Court Shuts Down Dakota Access Pipeline

On July 6, 2020, Judge James E. Boasberg of the U.S. District Court for the District of Columbia vacated the easement that had been granted to the Dakota Access Pipeline (DAPL) under the Mineral Leasing Act and ordered DAPL to be shut down in 30 days. The U.S. Army Corps of Engineers (Army Corps) had granted the easement allowing the pipeline to pass underneath Lake Oahe. Several groups challenged the easement under federal law, including the National Environmental Policy Act (NEPA), claiming the Army Corps was required to complete an Environmental Impact Statement (EIS) before deciding whether to grant the easement. After years of litigation and the intervening changes in approach between the Obama and Trump administrations, this March the court found the government had violated NEPA and ordered the Army Corps to perform an EIS for the entire pipeline project — a process that the Army Corps estimated would take over a year. However, as DAPL was built and in operation, the court had sought briefing on what should happen to the pipeline’s operations during the EIS process.
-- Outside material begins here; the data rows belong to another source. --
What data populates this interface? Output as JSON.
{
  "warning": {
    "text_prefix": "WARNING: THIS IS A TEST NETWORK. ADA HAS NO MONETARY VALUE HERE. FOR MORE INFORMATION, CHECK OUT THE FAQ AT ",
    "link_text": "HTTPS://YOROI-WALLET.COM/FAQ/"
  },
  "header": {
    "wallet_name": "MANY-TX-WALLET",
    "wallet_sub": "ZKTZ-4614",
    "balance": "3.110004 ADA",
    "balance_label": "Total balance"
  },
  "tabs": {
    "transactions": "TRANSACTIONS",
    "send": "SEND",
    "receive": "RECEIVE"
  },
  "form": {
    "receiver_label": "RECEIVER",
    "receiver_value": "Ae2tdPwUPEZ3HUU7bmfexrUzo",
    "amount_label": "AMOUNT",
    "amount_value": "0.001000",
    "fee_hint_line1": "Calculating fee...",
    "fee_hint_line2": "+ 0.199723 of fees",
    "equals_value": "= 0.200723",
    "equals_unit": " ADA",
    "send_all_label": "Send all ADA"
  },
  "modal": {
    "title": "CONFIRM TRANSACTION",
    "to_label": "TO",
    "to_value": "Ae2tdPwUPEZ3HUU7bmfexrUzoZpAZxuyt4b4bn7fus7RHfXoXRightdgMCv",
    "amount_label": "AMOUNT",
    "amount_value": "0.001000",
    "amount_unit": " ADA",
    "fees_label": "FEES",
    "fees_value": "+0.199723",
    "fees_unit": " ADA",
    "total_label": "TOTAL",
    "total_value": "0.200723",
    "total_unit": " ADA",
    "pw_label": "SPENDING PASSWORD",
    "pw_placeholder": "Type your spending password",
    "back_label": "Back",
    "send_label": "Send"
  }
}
After weighing the deficiencies with the NEPA process that the court had found previously and the economic and environmental disruption that would accrue if the pipeline were shut down, the court decided to vacate the easement, thereby shutting down DAPL and requiring it to be emptied of oil at least until the Army Corps completes its EIS. DAPL filed an emergency motion to stay the vacatur on the same day Judge Boasberg’s decision was issued, indicating that it intends to appeal the order. Judge Boasberg denied that motion on July 9, 2020. It remains to be seen what action the government may take.